Department of Pathology, University of Nevada School of Medicine, Reno, NV 89557-0350, USA.
Oncogene. 2010 Mar 11;29(10):1451-62. doi: 10.1038/onc.2009.433. Epub 2010 Jan 18.
The ERalpha signaling pathway is one of the most important and most studied pathways in human breast cancer, yet numerous questions still exist such as how hormonally responsive cancers progress to a more aggressive and hormonally independent phenotype. We have noted that human breast cancers exhibit a strong direct correlation between ERalpha and E-cadherin expression by immunohistochemistry, suggesting that ERalpha signaling might regulate E-cadherin and implying that this regulation might influence epithelial-mesenchymal transition (EMT) and tumor progression. To investigate this hypothesis and the mechanisms behind it, we studied the effects of ERalpha signaling in ERalpha-transfected ERalpha-negative breast carcinoma cell lines, the MDA-MB-468 and the MDA-MB-231 and the effects of ERalpha knockdown in naturally expressing ERalpha-positive lines, MCF-7 and T47D. When ERalpha was overexpressed in the ERalpha-negative lines, 17beta-estradiol (E2) decreased slug and increased E-cadherin. Clones maximally exhibiting these changes grew more in clumps and became less invasive in Matrigel. When ERalpha was knocked down in the ERalpha-positive lines, slug increased, E-cadherin decreased, cells became spindly and exhibited increased Matrigel invasion. ERalpha signaling decreased slug expression by two different mechanisms: directly, by repression of slug transcription by the formation of a corepressor complex of ligand-activated ERalpha, HDAC inhibitor (HDAC1), and nuclear receptor corepressor (N-CoR) that bound the slug promoter in three half-site estrogen response elements (EREs); indirectly by phosphorylation and inactivation of GSK-3beta through phosphoinositide 3-kinase (PI3K)/protein kinase B (Akt). The GSK-3beta inactivation, in turn, repressed slug expression and increased E-cadherin. In human breast cancer cases, there was a strong inverse correlation between slug and ERalpha and E-cadherin immunoreactivity. Our findings indicate that ERalpha signaling through slug regulates E-cadherin and EMT.

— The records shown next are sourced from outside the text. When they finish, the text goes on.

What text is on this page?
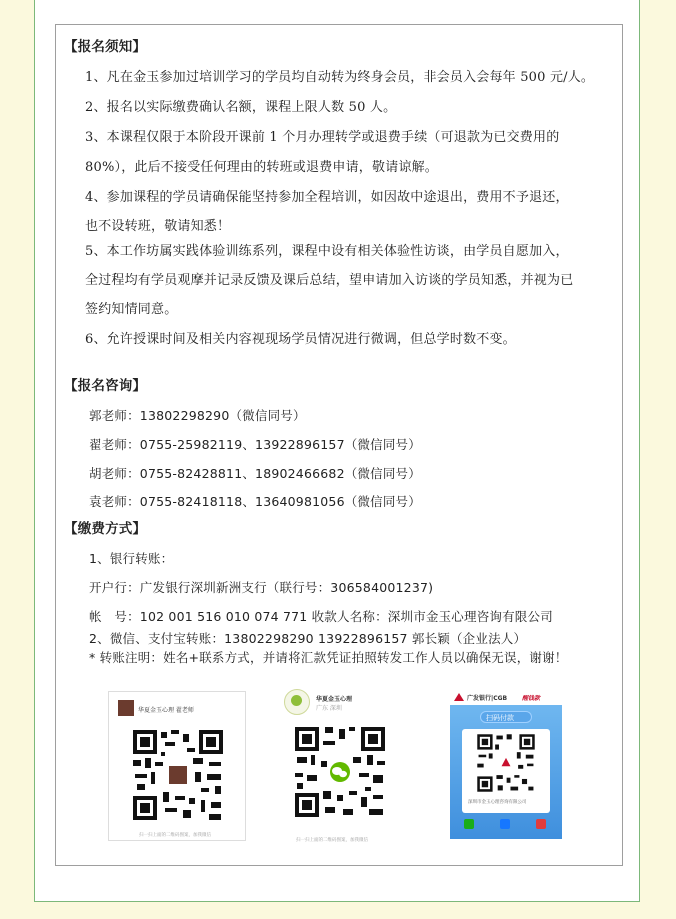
【报名须知】
1、凡在金玉参加过培训学习的学员均自动转为终身会员，非会员入会每年 500 元/人。
2、报名以实际缴费确认名额，课程上限人数 50 人。
3、本课程仅限于本阶段开课前 1 个月办理转学或退费手续（可退款为已交费用的
80%），此后不接受任何理由的转班或退费申请，敬请谅解。
4、参加课程的学员请确保能坚持参加全程培训，如因故中途退出，费用不予退还，
也不设转班，敬请知悉！
5、本工作坊属实践体验训练系列，课程中设有相关体验性访谈，由学员自愿加入，
全过程均有学员观摩并记录反馈及课后总结，望申请加入访谈的学员知悉，并视为已
签约知情同意。
6、允许授课时间及相关内容视现场学员情况进行微调，但总学时数不变。
【报名咨询】
郭老师：13802298290（微信同号）
翟老师：0755-25982119、13922896157（微信同号）
胡老师：0755-82428811、18902466682（微信同号）
袁老师：0755-82418118、13640981056（微信同号）
【缴费方式】
1、银行转账：
开户行：广发银行深圳新洲支行（联行号：306584001237)
帐　号：102 001 516 010 074 771 收款人名称：深圳市金玉心理咨询有限公司
2、微信、支付宝转账：13802298290 13922896157 郭长颖（企业法人）
* 转账注明：姓名+联系方式，并请将汇款凭证拍照转发工作人员以确保无误，谢谢！
华夏金玉心理 翟老师
扫一扫上面的二维码图案，加我微信
华夏金玉心理
广东 深圳
扫一扫上面的二维码图案，加我微信
广发银行|CGB 醒钱款
扫码付款
深圳市金玉心理咨询有限公司
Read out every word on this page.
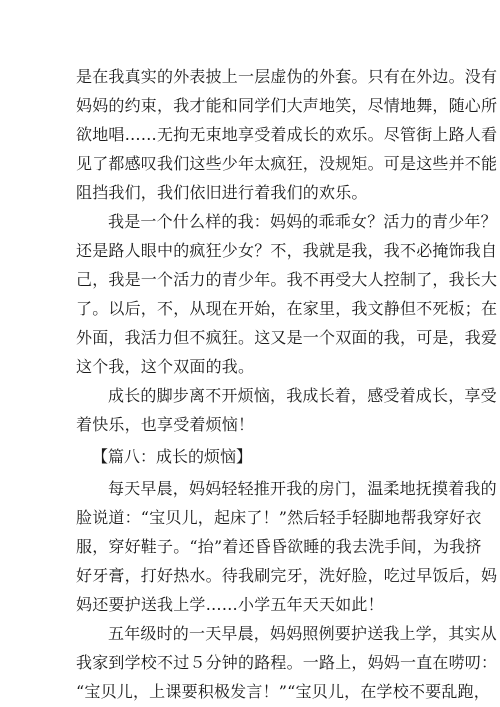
是在我真实的外表披上一层虚伪的外套。只有在外边。没有
妈妈的约束，我才能和同学们大声地笑，尽情地舞，随心所
欲地唱……无拘无束地享受着成长的欢乐。尽管街上路人看
见了都感叹我们这些少年太疯狂，没规矩。可是这些并不能
阻挡我们，我们依旧进行着我们的欢乐。

我是一个什么样的我：妈妈的乖乖女？活力的青少年？
还是路人眼中的疯狂少女？不，我就是我，我不必掩饰我自
己，我是一个活力的青少年。我不再受大人控制了，我长大
了。以后，不，从现在开始，在家里，我文静但不死板；在
外面，我活力但不疯狂。这又是一个双面的我，可是，我爱
这个我，这个双面的我。

成长的脚步离不开烦恼，我成长着，感受着成长，享受
着快乐，也享受着烦恼！

【篇八：成长的烦恼】

每天早晨，妈妈轻轻推开我的房门，温柔地抚摸着我的
脸说道：“宝贝儿，起床了！”然后轻手轻脚地帮我穿好衣
服，穿好鞋子。“抬”着还昏昏欲睡的我去洗手间，为我挤
好牙膏，打好热水。待我刷完牙，洗好脸，吃过早饭后，妈
妈还要护送我上学……小学五年天天如此！

五年级时的一天早晨，妈妈照例要护送我上学，其实从
我家到学校不过５分钟的路程。一路上，妈妈一直在唠叨：
“宝贝儿，上课要积极发言！”“宝贝儿，在学校不要乱跑，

雌激素受体α(ERα)信号通路是人类乳腺癌中最重要和研究最多的通路之一,但仍存在许多问题,例如激素反应性癌症如何发展为更具侵袭性和激素独立性的表型。我们注意到,通过免疫组织化学检测,人类乳腺癌表现出 ERα 与 E-钙黏蛋白表达之间的强烈直接相关性,表明 ERα 信号可能调节 E-钙黏蛋白,并暗示这种调节可能影响上皮-间充质转化(EMT)和肿瘤进展。为了研究这一假说及其背后的机制,我们研究了 ERα 信号在 ERα 转染的 ERα 阴性乳腺癌细胞系 MDA-MB-468 和 MDA-MB-231 中的作用,以及在天然表达 ERα 的 MCF-7 和 T47D 细胞系中 ERα 敲低的作用。当 ERα 在 ERα 阴性细胞系中过表达时,17β-雌二醇(E2)降低了 slug 的表达,增加了 E-钙黏蛋白的表达。最大程度表现出这些变化的克隆在基质胶中形成的团块中生长得更多,侵袭性降低。当 ERα 在 ERα 阳性细胞系中被敲低时,slug 表达增加,E-钙黏蛋白表达减少,细胞变得细长,并表现出基质胶侵袭性增加。ERα 信号通过两种不同的机制降低 slug 的表达:直接通过配体激活的 ERα、组蛋白去乙酰化酶抑制剂(HDAC1)和核受体共抑制因子(N-CoR)形成核心抑制复合物,结合 slug 启动子上的三个半位点雌激素反应元件(EREs),抑制 slug 转录;间接通过磷酸化和失活 GSK-3β,通过磷酸肌醇 3-激酶(PI3K)/蛋白激酶 B(Akt)。GSK-3β 的失活反过来又抑制 slug 的表达并增加 E-钙黏蛋白的表达。在人类乳腺癌病例中,slug 与 ERα 和 E-钙黏蛋白免疫反应性之间存在强烈的负相关。我们的研究结果表明,ERα 通过 slug 信号调节 E-钙黏蛋白和 EMT。